That R Rating May or May Not Be a Big Deal

The news that Tarantino’s “Trek” will be R-rated definitely made headlines when it came out. But to play devil’s advocate, this isn’t necessarily about Tarantino trying to conform to the concept of “Trek” as we understand it, but rather Tarantino showing us what his take on “Trek” might be. And one key aspect of Tarantino’s personal style has always been a love of unencumbered language, so it makes sense for him to lock an R rating down before too many F-bombs make it into the script.

It’s worth noting that Tarantino won’t be dropping the first F-bombs in “Trek” history, thanks to the 2017 “Star Trek: Discovery” episode “Choose Your Pain,” in which Cadet Tilly (Mary Wiseman) and Lt. Stamets (Anthony Rapp) both use the expletive during a moment of exhilarating scientific discovery. Because neither use happened in a sexual context, if evaluated by the MPAA “Discovery” would probably squeak through with a PG-13 rating — similar to the 2015 film “The Martian,” which used the word “fuck” several times, but with great care.

While it’s a lot to ask Tarantino to hold back on the swears, the fact that Smith, with his horror background, was selected to write the script actually makes it feel far more likely that the R rating would have more to do with violence than profanity.

That’s Fine, Because “Star Trek” Is Capable of Absorbing Many Genres

On a weekly basis, nearly every “Trek” series has shown the capacity to shift in tone and approach, from the very beginning. “The Original Series” featured both soul-crushing tragedies like “The City on the Edge of Forever” as well as comic romps like “The Trouble With Tribbles.” Even the newest iteration, “Discovery,” proved to be somewhat more episodic than initially suggested — “Context Is For Kings” delved into horror tropes, while “Si Vis Pacem, Para Bellum” felt more in line with a traditional “Trek” away mission.

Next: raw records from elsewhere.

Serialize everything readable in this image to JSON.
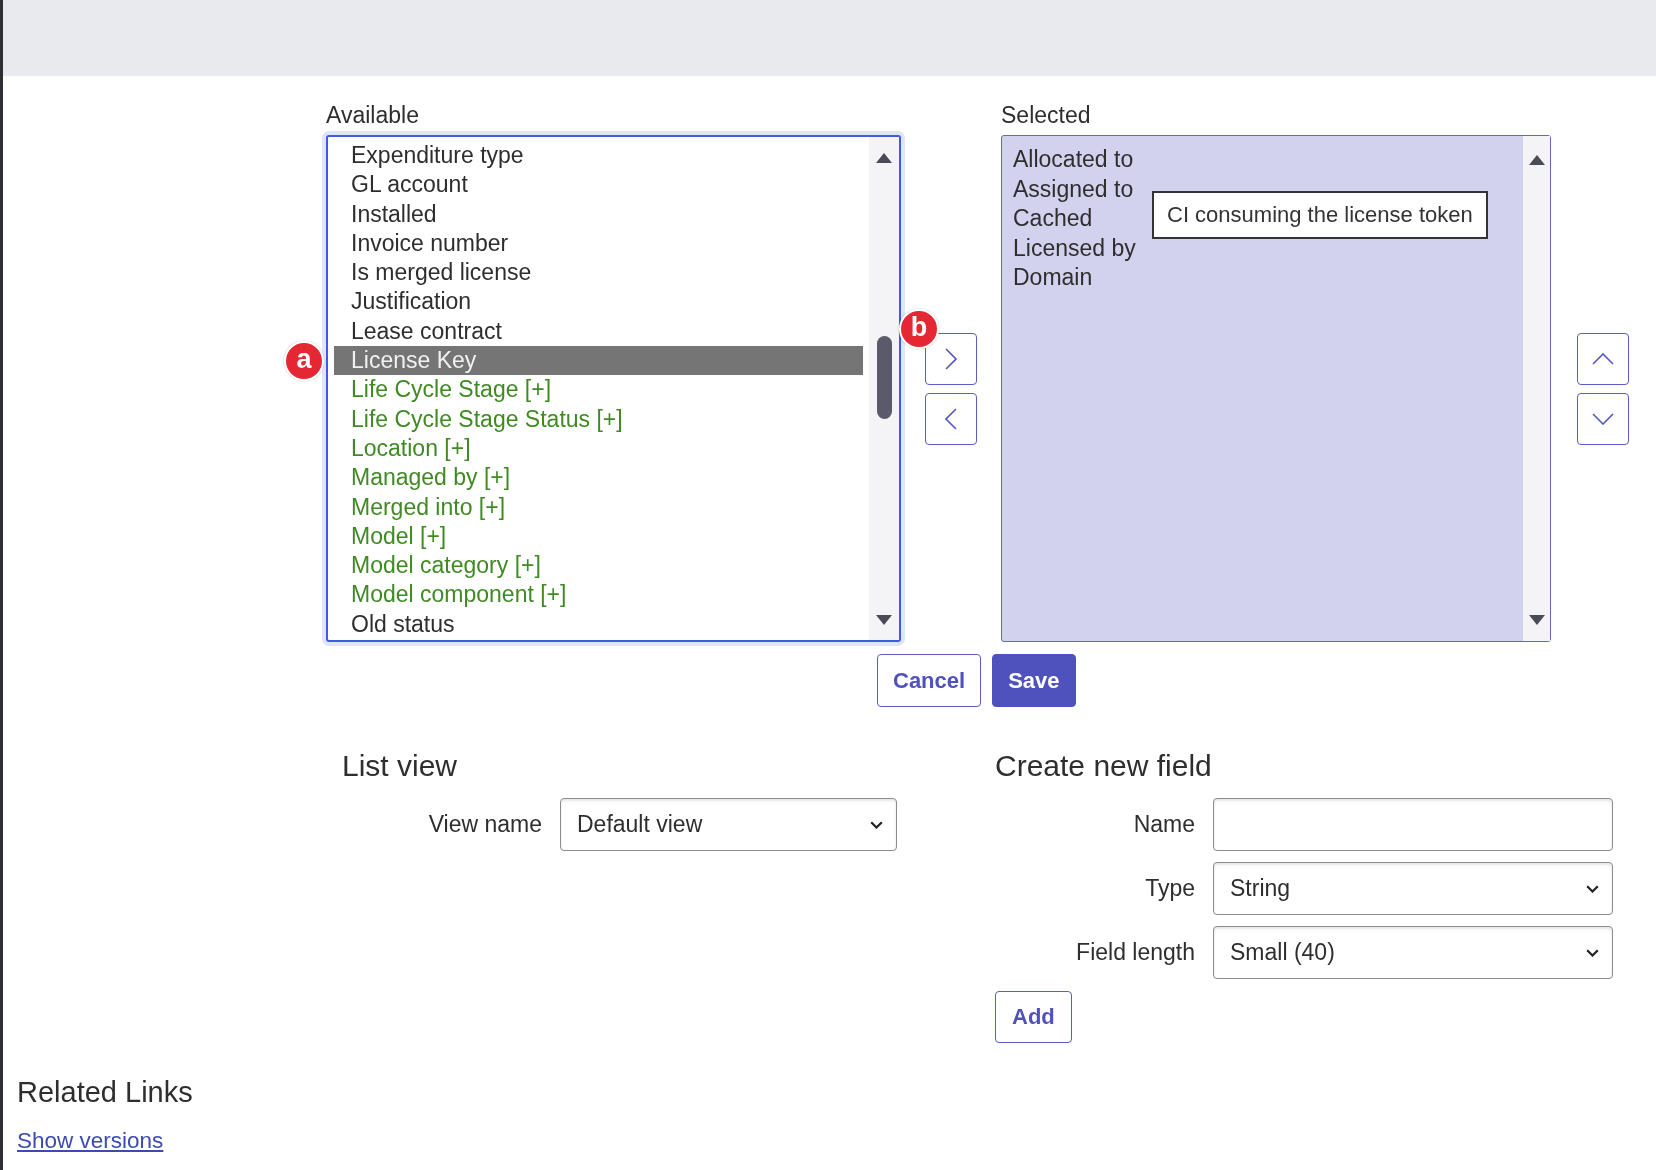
{
  "available": {
    "label": "Available",
    "items": [
      {
        "label": "Expenditure type",
        "kind": "field",
        "selected": false
      },
      {
        "label": "GL account",
        "kind": "field",
        "selected": false
      },
      {
        "label": "Installed",
        "kind": "field",
        "selected": false
      },
      {
        "label": "Invoice number",
        "kind": "field",
        "selected": false
      },
      {
        "label": "Is merged license",
        "kind": "field",
        "selected": false
      },
      {
        "label": "Justification",
        "kind": "field",
        "selected": false
      },
      {
        "label": "Lease contract",
        "kind": "field",
        "selected": false
      },
      {
        "label": "License Key",
        "kind": "field",
        "selected": true,
        "marker": "a"
      },
      {
        "label": "Life Cycle Stage [+]",
        "kind": "reference",
        "selected": false
      },
      {
        "label": "Life Cycle Stage Status [+]",
        "kind": "reference",
        "selected": false
      },
      {
        "label": "Location [+]",
        "kind": "reference",
        "selected": false
      },
      {
        "label": "Managed by [+]",
        "kind": "reference",
        "selected": false
      },
      {
        "label": "Merged into [+]",
        "kind": "reference",
        "selected": false
      },
      {
        "label": "Model [+]",
        "kind": "reference",
        "selected": false
      },
      {
        "label": "Model category [+]",
        "kind": "reference",
        "selected": false
      },
      {
        "label": "Model component [+]",
        "kind": "reference",
        "selected": false
      },
      {
        "label": "Old status",
        "kind": "field",
        "selected": false
      }
    ]
  },
  "add_button": {
    "marker": "b"
  },
  "selected": {
    "label": "Selected",
    "items": [
      {
        "label": "Allocated to",
        "selected": false
      },
      {
        "label": "Assigned to",
        "selected": false
      },
      {
        "label": "Cached",
        "selected": false
      },
      {
        "label": "Licensed by",
        "selected": false
      },
      {
        "label": "Domain",
        "selected": false
      }
    ],
    "tooltip": "CI consuming the license token"
  },
  "actions": [
    {
      "label": "Cancel",
      "kind": "secondary"
    },
    {
      "label": "Save",
      "kind": "primary"
    }
  ],
  "list_view": {
    "title": "List view",
    "fields": [
      {
        "label": "View name",
        "kind": "select",
        "value": "Default view"
      }
    ]
  },
  "create_new_field": {
    "title": "Create new field",
    "fields": [
      {
        "label": "Name",
        "kind": "text"
      },
      {
        "label": "Type",
        "kind": "select",
        "value": "String"
      },
      {
        "label": "Field length",
        "kind": "select",
        "value": "Small (40)"
      }
    ],
    "submit": "Add"
  },
  "related_links": {
    "title": "Related Links",
    "links": [
      "Show versions"
    ]
  }
}
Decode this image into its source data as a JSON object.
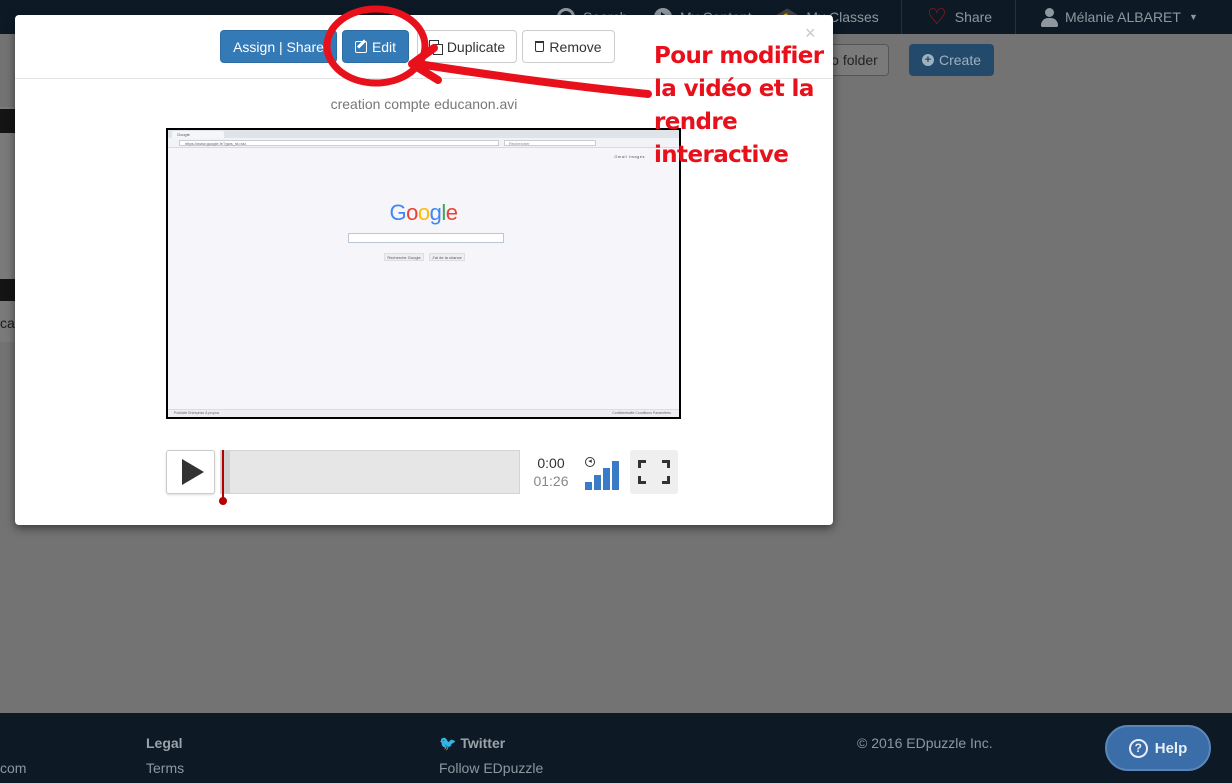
{
  "navbar": {
    "search": "Search",
    "my_content": "My Content",
    "my_classes": "My Classes",
    "share": "Share",
    "user": "Mélanie ALBARET"
  },
  "background": {
    "folder_button": "o folder",
    "create_button": "Create",
    "card_text": "cal"
  },
  "modal": {
    "assign_share": "Assign | Share",
    "edit": "Edit",
    "duplicate": "Duplicate",
    "remove": "Remove",
    "close": "×",
    "video_title": "creation compte educanon.avi"
  },
  "video_screen": {
    "tab_label": "Google",
    "url": "https://www.google.fr/?gws_rd=ssl",
    "search_placeholder": "Rechercher",
    "top_links": "Gmail  Images",
    "logo": "Google",
    "button_search": "Recherche Google",
    "button_lucky": "J'ai de la chance",
    "footer_left": "Publicité   Entreprise   À propos",
    "footer_right": "Confidentialité   Conditions   Paramètres"
  },
  "player": {
    "time_current": "0:00",
    "time_total": "01:26",
    "progress": 0.0,
    "volume_level": 4
  },
  "annotation": {
    "line1": "Pour modifier",
    "line2": "la vidéo et la",
    "line3": "rendre",
    "line4": "interactive"
  },
  "footer": {
    "left_text": "com",
    "legal_heading": "Legal",
    "terms": "Terms",
    "twitter_heading": "Twitter",
    "follow": "Follow EDpuzzle",
    "copyright": "© 2016 EDpuzzle Inc.",
    "help": "Help"
  },
  "colors": {
    "primary": "#337ab7",
    "annotation_red": "#e8101b",
    "navbar": "#0d1a26",
    "playhead": "#b30000"
  }
}
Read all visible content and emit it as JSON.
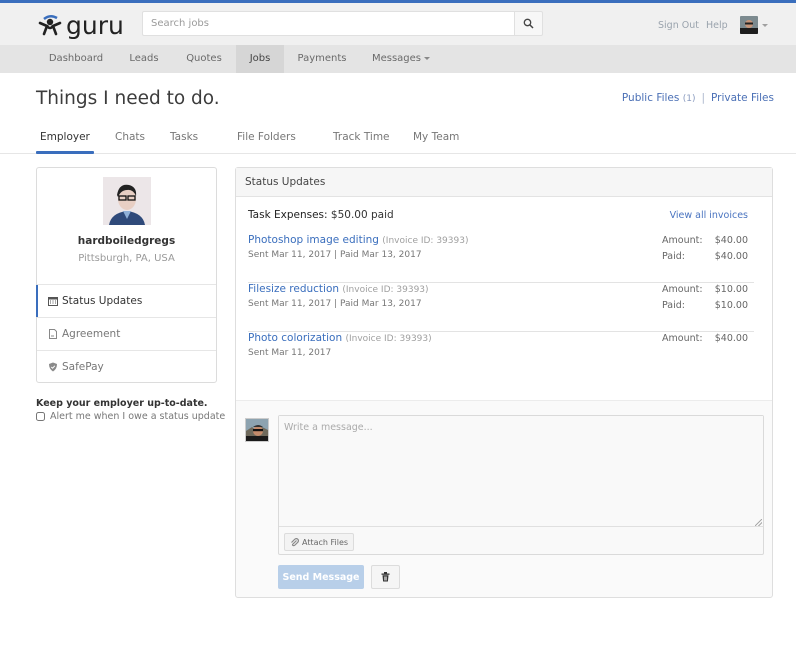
{
  "brand": {
    "name": "guru",
    "accent": "#3a6ebd"
  },
  "header": {
    "search_placeholder": "Search jobs",
    "links": [
      "Sign Out",
      "Help"
    ]
  },
  "nav": {
    "items": [
      {
        "label": "Dashboard"
      },
      {
        "label": "Leads"
      },
      {
        "label": "Quotes"
      },
      {
        "label": "Jobs",
        "active": true
      },
      {
        "label": "Payments"
      },
      {
        "label": "Messages",
        "has_dropdown": true
      }
    ]
  },
  "page": {
    "title": "Things I need to do.",
    "public_files_label": "Public Files",
    "public_files_count": "(1)",
    "separator": "|",
    "private_files_label": "Private Files"
  },
  "tabs": [
    {
      "label": "Employer",
      "active": true
    },
    {
      "label": "Chats"
    },
    {
      "label": "Tasks"
    },
    {
      "label": "File Folders"
    },
    {
      "label": "Track Time"
    },
    {
      "label": "My Team"
    }
  ],
  "profile": {
    "username": "hardboiledgregs",
    "location": "Pittsburgh, PA, USA",
    "menu": [
      {
        "label": "Status Updates",
        "icon": "calendar-icon",
        "active": true
      },
      {
        "label": "Agreement",
        "icon": "document-icon"
      },
      {
        "label": "SafePay",
        "icon": "shield-icon"
      }
    ]
  },
  "alerts": {
    "title": "Keep your employer up-to-date.",
    "checkbox_label": "Alert me when I owe a status update",
    "checked": false
  },
  "status_panel": {
    "title": "Status Updates",
    "expenses_label": "Task Expenses:",
    "expenses_value": "$50.00 paid",
    "view_all_label": "View all invoices",
    "invoices": [
      {
        "title": "Photoshop image editing",
        "invoice_id": "(Invoice ID: 39393)",
        "dates": "Sent Mar 11, 2017  | Paid Mar 13, 2017",
        "amount_label": "Amount:",
        "amount": "$40.00",
        "paid_label": "Paid:",
        "paid": "$40.00"
      },
      {
        "title": "Filesize reduction",
        "invoice_id": "(Invoice ID: 39393)",
        "dates": "Sent Mar 11, 2017  | Paid Mar 13, 2017",
        "amount_label": "Amount:",
        "amount": "$10.00",
        "paid_label": "Paid:",
        "paid": "$10.00"
      },
      {
        "title": "Photo colorization",
        "invoice_id": "(Invoice ID: 39393)",
        "dates": "Sent Mar 11, 2017",
        "amount_label": "Amount:",
        "amount": "$40.00"
      }
    ]
  },
  "composer": {
    "placeholder": "Write a message...",
    "attach_label": "Attach Files",
    "send_label": "Send Message"
  }
}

Meanwhile, the “Trek” films that have been made so far have also varied wildly in approach, from the Shakespeare-esque drama of “The Wrath of Khan” to the dark and spooky “First Contact” and the action-oriented romp that was “Beyond.” Not every tone change was successful, but the failures of films like “The Final Frontier” or “Insurrection” were due to execution, not to tone. “The Voyage Home” and “The Undiscovered Country” couldn’t be more different, but they’re two of the best “Trek” films ever made.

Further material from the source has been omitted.